The describing authors established three distinguishing traits. They are autapomorphies, unique derived qualities, in this case relative to all other neoceratopsians. The ramus or horizontal branch of the dentary is deep and short, the tooth row being but 60% longer than its maximal height. The facet of the front dentary contacting the lower process of the predentary is steeply inclined under an angle of 130° with the underside edge of the dentary. On the lower jaw teeth, the denticles and secondary vertical ridges are grouped asymmetrically relative to the primary ridge, with up to nine secondary ridges in front (mesial) of the main ridge and four secondary rides at it rear (distal).

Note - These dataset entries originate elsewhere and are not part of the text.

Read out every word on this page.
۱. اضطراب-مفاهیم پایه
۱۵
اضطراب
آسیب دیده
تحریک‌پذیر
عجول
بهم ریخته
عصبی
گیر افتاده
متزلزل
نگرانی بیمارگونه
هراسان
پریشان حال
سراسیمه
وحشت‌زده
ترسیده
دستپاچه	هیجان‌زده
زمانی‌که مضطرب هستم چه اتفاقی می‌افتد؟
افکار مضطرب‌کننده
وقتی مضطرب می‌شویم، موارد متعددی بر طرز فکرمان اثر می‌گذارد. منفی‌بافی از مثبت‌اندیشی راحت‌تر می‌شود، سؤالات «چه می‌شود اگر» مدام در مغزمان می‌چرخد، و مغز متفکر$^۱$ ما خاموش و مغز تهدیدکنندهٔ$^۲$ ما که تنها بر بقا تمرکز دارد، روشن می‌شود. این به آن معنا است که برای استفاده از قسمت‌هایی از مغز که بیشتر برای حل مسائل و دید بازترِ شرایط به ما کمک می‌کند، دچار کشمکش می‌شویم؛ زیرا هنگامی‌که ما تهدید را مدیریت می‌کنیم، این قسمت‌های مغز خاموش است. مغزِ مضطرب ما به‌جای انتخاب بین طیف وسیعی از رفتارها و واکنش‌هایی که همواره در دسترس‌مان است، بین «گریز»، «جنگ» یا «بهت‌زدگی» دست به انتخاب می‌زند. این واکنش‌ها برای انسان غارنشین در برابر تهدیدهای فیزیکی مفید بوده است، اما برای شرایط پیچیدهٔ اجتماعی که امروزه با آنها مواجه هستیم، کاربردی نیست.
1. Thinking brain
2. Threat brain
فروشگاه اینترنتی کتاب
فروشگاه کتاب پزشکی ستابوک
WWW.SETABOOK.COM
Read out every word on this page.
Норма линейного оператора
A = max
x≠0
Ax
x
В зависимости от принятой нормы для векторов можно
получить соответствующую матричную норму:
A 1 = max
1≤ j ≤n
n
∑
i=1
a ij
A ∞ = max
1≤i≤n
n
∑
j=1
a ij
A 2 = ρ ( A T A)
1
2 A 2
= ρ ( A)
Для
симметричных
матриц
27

The number of teeth in the upper jaws is unknown. The lower jaws bear ten to eleven teeth. Their front teeth are relatively small, with a triangular cross-section. The rear teeth are larger and ovate in section, a derived trait.

==Phylogeny==
Helioceratops was placed in the Neoceratopsia, in a moderately basal position, outside of the Coronosauria. Its close relationship to the latter clade would indicate its origin in Asia.

==Paleoecology==
Helioceratops was a herbivore. It may have shared its habitat with Changchunsaurus.